A new online system designed to make it easier for people to buy train tickets home for the Lunar New Year is struggling to cope with huge demand from millions of travellers across China.

The week-long holiday, also known as the Spring Festival, is the world's biggest annual migration of people as more than 200 million board trains and buses across the vast nation to celebrate with their families.

The railway ministry had hoped the online booking system would make it easier for China's migrant workers, many of whom spend days queuing up at train stations, sometimes in freezing weather, to get a ticket.

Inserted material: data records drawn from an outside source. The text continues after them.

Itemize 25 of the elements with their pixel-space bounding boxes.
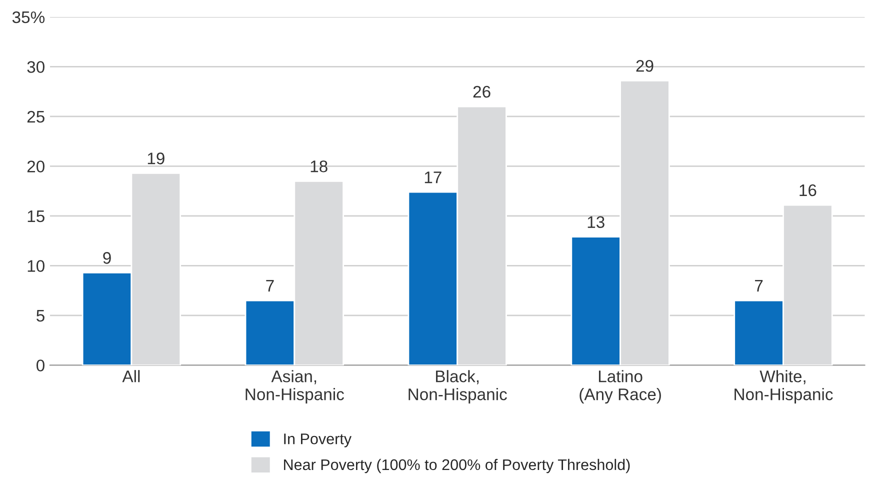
data-label: 26 [473,86,490,98]
x-tick-label: Latino (Any Race) [580,370,661,404]
legend-label: In Poverty [284,434,352,448]
x-tick-label: Black, Non-Hispanic [408,370,507,404]
data-label: 19 [148,152,164,164]
x-tick-label: Asian, Non-Hispanic [246,370,344,404]
y-tick-label: 10 [28,260,44,272]
x-tick-label: All [122,370,140,382]
data-label: 7 [266,280,274,292]
data-label: 18 [310,160,328,172]
data-label: 7 [755,280,763,292]
y-tick-label: 30 [27,61,44,73]
data-label: 29 [636,60,654,72]
legend-label: Near Poverty (100% to 200% of Poverty Threshold) [284,458,630,474]
data-label: 17 [424,172,442,184]
y-tick-label: 0 [36,360,44,372]
y-tick-label: 25 [27,110,44,123]
y-tick-label: 15 [28,210,44,222]
data-label: 13 [588,216,604,228]
x-tick-label: White, Non-Hispanic [734,370,833,404]
y-tick-label: 35% [12,11,45,24]
y-tick-label: 5 [36,310,44,322]
data-label: 16 [800,184,816,196]
y-tick-label: 20 [27,160,44,172]
data-label: 9 [103,252,111,264]
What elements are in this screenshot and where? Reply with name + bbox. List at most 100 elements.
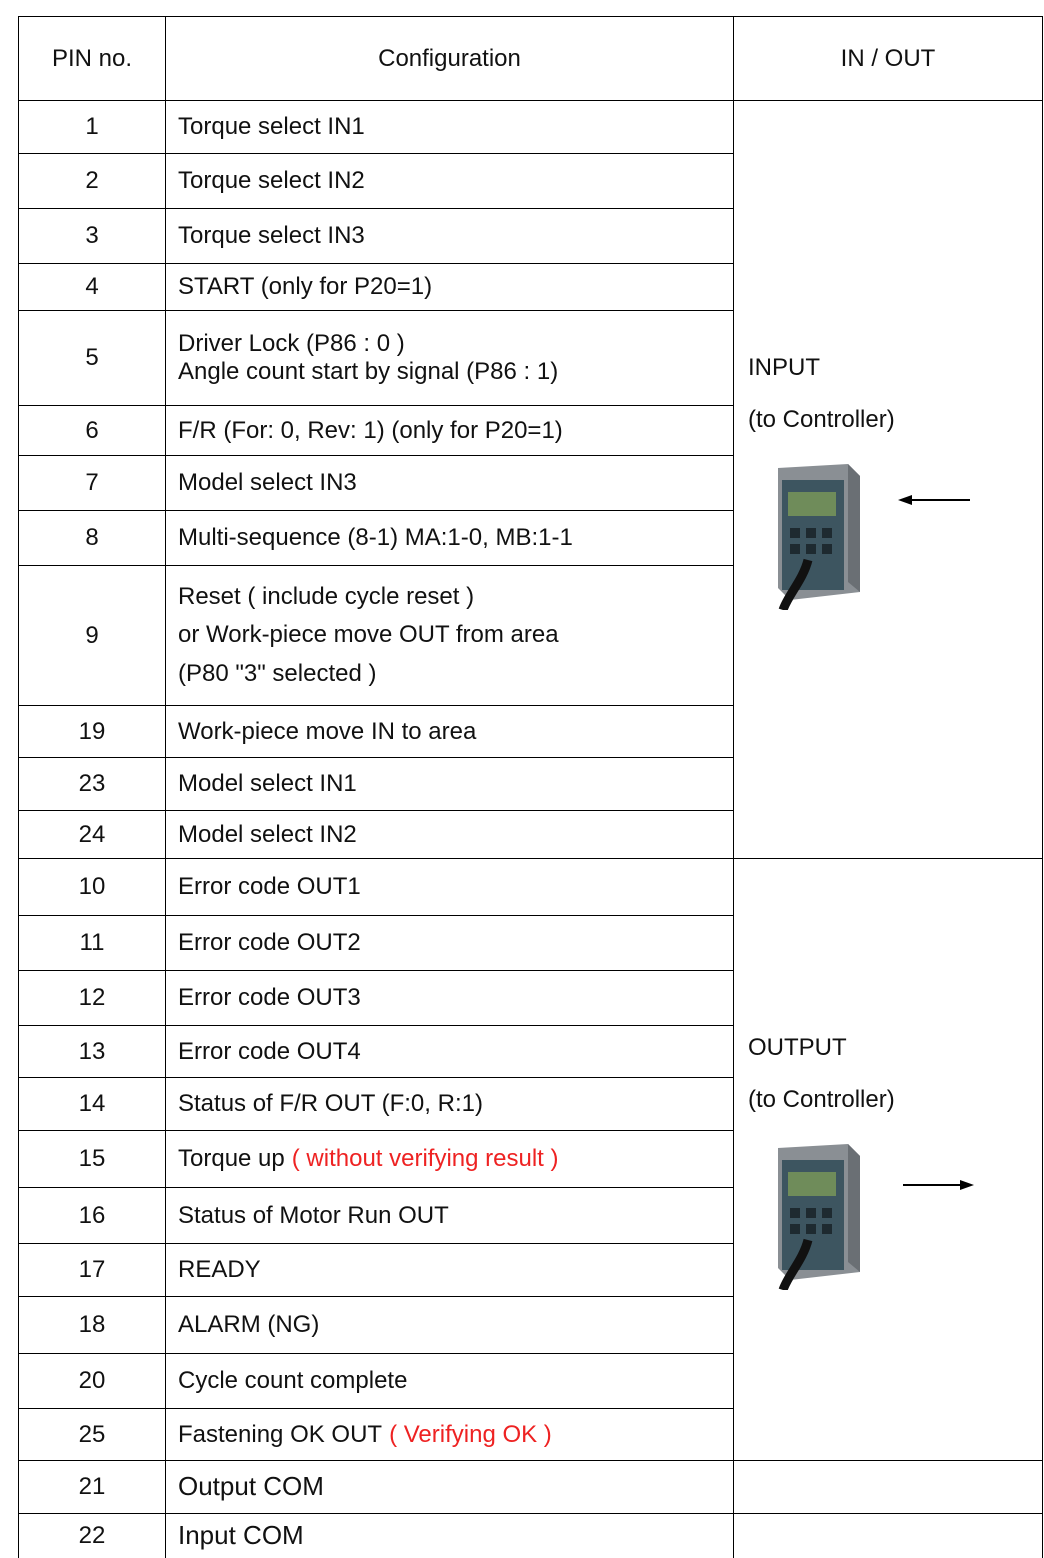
pin-cell: 16 <box>18 1187 166 1244</box>
config-text: (P80 "3" selected ) <box>178 659 377 687</box>
table-row: 12 Error code OUT3 <box>18 970 1043 1026</box>
device-illustration <box>748 1140 1042 1297</box>
config-line: Model select IN3 <box>178 469 733 497</box>
config-text: Output COM <box>178 1471 324 1502</box>
table-row: 6 F/R (For: 0, Rev: 1) (only for P20=1) <box>18 405 1043 456</box>
config-line: Input COM <box>178 1519 733 1551</box>
config-line: F/R (For: 0, Rev: 1) (only for P20=1) <box>178 417 733 445</box>
config-cell: Model select IN3 <box>165 455 734 511</box>
config-line: Status of F/R OUT (F:0, R:1) <box>178 1090 733 1118</box>
config-line: Status of Motor Run OUT <box>178 1202 733 1230</box>
table-row: 17 READY <box>18 1243 1043 1297</box>
pin-cell: 14 <box>18 1077 166 1131</box>
table-row: 2 Torque select IN2 <box>18 153 1043 209</box>
pin-cell: 2 <box>18 153 166 209</box>
config-cell: Torque select IN3 <box>165 208 734 264</box>
group-sublabel: (to Controller) <box>748 1086 895 1113</box>
config-text: or Work-piece move OUT from area <box>178 621 559 649</box>
config-cell: Model select IN2 <box>165 810 734 859</box>
config-cell: Output COM <box>165 1460 734 1514</box>
pin-cell: 19 <box>18 705 166 758</box>
config-text: Error code OUT3 <box>178 984 361 1012</box>
pin-cell: 7 <box>18 455 166 511</box>
table-row: 10 Error code OUT1 OUTPUT (to Controller) <box>18 858 1043 1461</box>
config-text: Input COM <box>178 1519 304 1550</box>
header-row: PIN no. Configuration IN / OUT <box>18 16 1043 101</box>
config-line: Error code OUT1 <box>178 873 733 901</box>
device-screen <box>788 1172 836 1196</box>
group-content: OUTPUT (to Controller) <box>748 1022 1042 1297</box>
config-line: Cycle count complete <box>178 1367 733 1395</box>
config-line: Work-piece move IN to area <box>178 718 733 746</box>
config-note: ( Verifying OK ) <box>389 1420 552 1448</box>
config-text: Error code OUT4 <box>178 1037 361 1065</box>
table-row: 21 Output COM <box>18 1460 1043 1514</box>
pin-cell: 6 <box>18 405 166 456</box>
config-text: Reset ( include cycle reset ) <box>178 582 475 610</box>
group-sublabel: (to Controller) <box>748 406 895 433</box>
pin-cell: 5 <box>18 310 166 406</box>
header-cell: IN / OUT <box>733 16 1043 101</box>
config-line: ALARM (NG) <box>178 1311 733 1339</box>
config-text: Work-piece move IN to area <box>178 717 477 745</box>
pin-cell: 11 <box>18 915 166 971</box>
device-svg <box>778 464 970 612</box>
device-side <box>848 464 860 592</box>
config-line: Driver Lock (P86 : 0 ) <box>178 330 733 358</box>
config-cell: Error code OUT2 <box>165 915 734 971</box>
table-row: 15 Torque up( without verifying result ) <box>18 1130 1043 1188</box>
config-line: Model select IN2 <box>178 821 733 849</box>
group-cell: OUTPUT (to Controller) <box>733 858 1043 1461</box>
device-illustration <box>748 460 1042 617</box>
table-row: 24 Model select IN2 <box>18 810 1043 859</box>
config-text: Torque select IN2 <box>178 167 365 195</box>
config-cell: Torque up( without verifying result ) <box>165 1130 734 1188</box>
config-cell: Input COM <box>165 1513 734 1558</box>
header-cell: PIN no. <box>18 16 166 101</box>
config-text: Angle count start by signal (P86 : 1) <box>178 358 559 385</box>
pin-cell: 10 <box>18 858 166 916</box>
empty-cell <box>733 1460 1043 1514</box>
config-line: Error code OUT4 <box>178 1038 733 1066</box>
header-cell: Configuration <box>165 16 734 101</box>
pin-cell: 4 <box>18 263 166 311</box>
pin-cell: 24 <box>18 810 166 859</box>
device-buttons <box>790 528 832 554</box>
config-text: Driver Lock (P86 : 0 ) <box>178 330 405 358</box>
arrow-head <box>898 495 912 505</box>
table-body: 1 Torque select IN1 INPUT (to Controller) 2… <box>18 100 1043 1558</box>
group-content: INPUT (to Controller) <box>748 342 1042 617</box>
arrow-head <box>960 1180 974 1190</box>
table-row: 1 Torque select IN1 INPUT (to Controller) <box>18 100 1043 859</box>
config-line: START (only for P20=1) <box>178 273 733 301</box>
pin-cell: 21 <box>18 1460 166 1514</box>
config-cell: Error code OUT1 <box>165 858 734 916</box>
config-text: Torque select IN3 <box>178 222 365 250</box>
config-text: Model select IN2 <box>178 820 357 848</box>
config-text: Model select IN3 <box>178 469 357 497</box>
config-text: READY <box>178 1256 261 1284</box>
pin-cell: 13 <box>18 1025 166 1078</box>
config-text: Torque up <box>178 1145 285 1173</box>
config-cell: Fastening OK OUT( Verifying OK ) <box>165 1408 734 1461</box>
pin-cell: 3 <box>18 208 166 264</box>
pin-cell: 18 <box>18 1296 166 1354</box>
config-line: Fastening OK OUT( Verifying OK ) <box>178 1421 733 1449</box>
device-side <box>848 1144 860 1272</box>
pin-cell: 17 <box>18 1243 166 1297</box>
group-label: OUTPUT <box>748 1034 847 1061</box>
table-row: 18 ALARM (NG) <box>18 1296 1043 1354</box>
config-text: Multi-sequence (8-1) MA:1-0, MB:1-1 <box>178 524 573 552</box>
config-line: Torque select IN3 <box>178 222 733 250</box>
table-row: 4 START (only for P20=1) <box>18 263 1043 311</box>
config-text: START (only for P20=1) <box>178 273 433 301</box>
config-text: Cycle count complete <box>178 1367 408 1395</box>
config-cell: Error code OUT3 <box>165 970 734 1026</box>
config-text: Status of Motor Run OUT <box>178 1201 449 1229</box>
device-cable <box>778 558 813 612</box>
config-cell: Reset ( include cycle reset ) or Work-pie… <box>165 565 734 706</box>
config-cell: Status of F/R OUT (F:0, R:1) <box>165 1077 734 1131</box>
pin-cell: 25 <box>18 1408 166 1461</box>
config-line: Torque select IN2 <box>178 167 733 195</box>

Although the holiday officially begins on January 23, demand for tickets is high many weeks in advance. The festival travel season is expected to end on February 16.

Train tickets for the holiday went on sale Sunday, but many people have complained that website glitches have left them out of pocket and with no ticket -- if they were lucky enough to log on to the site.

"I paid 218 yuan ($34) for a ticket from Shanghai to Chengdu online. When I went to collect the ticket a railway official told me he could not find the sales record," Huang Siling told the Global Times.

Many travellers flooded social networking sites to vent their anger at spending hours trying to access the new system, only to find that tickets allocated for that day had already sold out.

"Three days on end rushing for a ticket. It's almost 10 o'clock and I still can't log on. What's going on?" one web user posted on weibo, the Chinese version of Twitter.

Officials have pledged to improve the website's design and increase the network bandwidth to handle the demand, as well as refund money to out-of-pocket travellers within 15 days, state media said.

But some travellers said they were very happy with the new system, which means they no longer have to leave their home to buy a ticket.

"This morning I bought a ticket from Beijing to Harbin while lying in bed. After three years of queuing overnight at the train station for tickets, this is a luxury for me," said Yuyebugui in a posting on weibo.